On December 10, 1968, Thomas Merton died in Bangkok, electrocuted by a poorly grounded electric fan. He was in Bankgok to attend a meeting that, as he wrote in a journal entry four days before his death, he was not especially looking forward to.
There is so much in Merton’s writing that I love, particularly about what it means to live as an engaged Christian in in the world. But today, on the 40th anniversary of his death (and as I continue to grieve the recent death of my cousin), I share something he wrote about Christ’s incarnation, death and resurrection. In New Seeds of Contamplation, Merton writes:
Having died, [Christ] dies no more in his own Person. But because He became man and united man’s nature to Himself, and died for man, and rose as man from the dead, He brought it about that the sufferings of all men became His own sufferings; their weakness and defenselessness because His weakness and defenselessness; their insignificance became His. But at the same time His own power, immortality, glory and happiness were given to them and could become theirs. So if the God-Man is still great, it is rather for our sakes than for His own that He wishes to be great and strong.
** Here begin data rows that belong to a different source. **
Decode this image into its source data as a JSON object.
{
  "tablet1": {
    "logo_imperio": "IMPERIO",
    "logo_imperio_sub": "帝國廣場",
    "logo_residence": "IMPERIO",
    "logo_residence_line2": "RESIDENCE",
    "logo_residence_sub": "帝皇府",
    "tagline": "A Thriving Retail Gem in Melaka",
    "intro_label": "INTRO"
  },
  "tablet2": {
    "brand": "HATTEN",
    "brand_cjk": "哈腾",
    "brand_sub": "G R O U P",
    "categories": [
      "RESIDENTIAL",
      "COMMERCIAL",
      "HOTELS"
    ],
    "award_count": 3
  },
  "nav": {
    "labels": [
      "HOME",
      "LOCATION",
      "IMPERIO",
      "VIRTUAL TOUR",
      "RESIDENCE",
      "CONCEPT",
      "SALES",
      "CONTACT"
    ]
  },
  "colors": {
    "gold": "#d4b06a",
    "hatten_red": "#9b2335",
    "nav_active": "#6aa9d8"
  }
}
For to Him, strength and weakness, life and death are dualities with which He is not concerned, being above them in His transcendent unity. Yet he would raise us also above these dualities by making us one with Him. For though evil and death can touch the evanescent, outer self in which we dwell estranged from Him, in which we are alienated and exiled in unreality, it can never touch the real inner self in which we have been made one with Him. For in becoming man, God became not only Jesus Christ but also potentially every man and woman that ever existed. In Christ, God became not only “this” man, but also, in a broader and more mystical sense, yet no less truly, “every man.”